Stähli kämpft sich zurück ins Leben
Das Spital wollte Daniel Stähli nur noch palliativ behandeln. Stähli wird schliesslich nochmals operiert von einem anderen Arzt. Heute geht es ihm gut.
Mit der Hilfe von Anwälten hat Stähli erwirkt, dass sein verloren gegangener Befund viele Jahre später doch noch gefunden wurde: Ein falsches Geburtsdatum hatte wohl dazu geführt, dass der Bericht mit dem wichtigen Befund nicht zugeordnet werden konnte und in den Tiefen des IT-Systems des Spitals verschwand.
Fehler passieren, wie in jedem anderen Betrieb.
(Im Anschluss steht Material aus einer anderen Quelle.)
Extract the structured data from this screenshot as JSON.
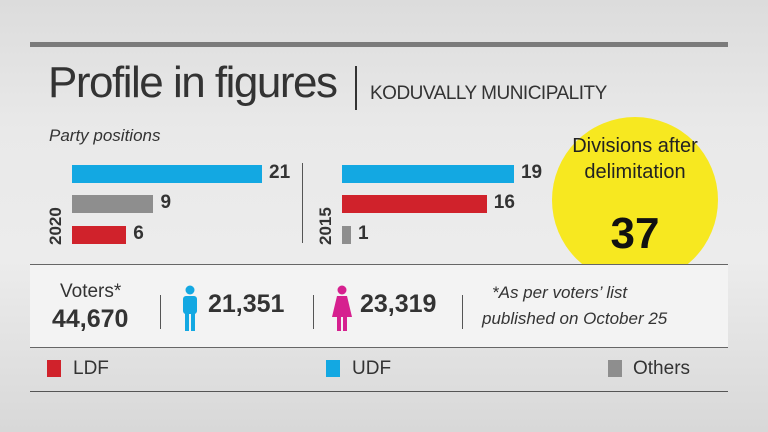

Ob seine Krankengeschichte mit dem Befund anders verlaufen wäre, bleibt ungewiss. Sicher aber ist: Ein vermeintlich kleiner Fehler bedeutete für Stähli und seine Familie viel Leid.
Groll hegt er wegen des Spitalfehlers keinen. «Fehler passieren, wie in jedem anderen Betrieb auch. Das ist menschlich.» Er hofft aber, dass man versuche, daraus zu lernen: «Ich wünsche mir ein bewusstes Umgehen mit solchen Fehlern und eine Anpassung von Strukturen – im Wissen, dass sie in Spitälern passieren können.»
Das betroffene Spital wollte gegenüber SRF aus Gründen des Patienten- und Datenschutzes keine Stellung zum Fall nehmen.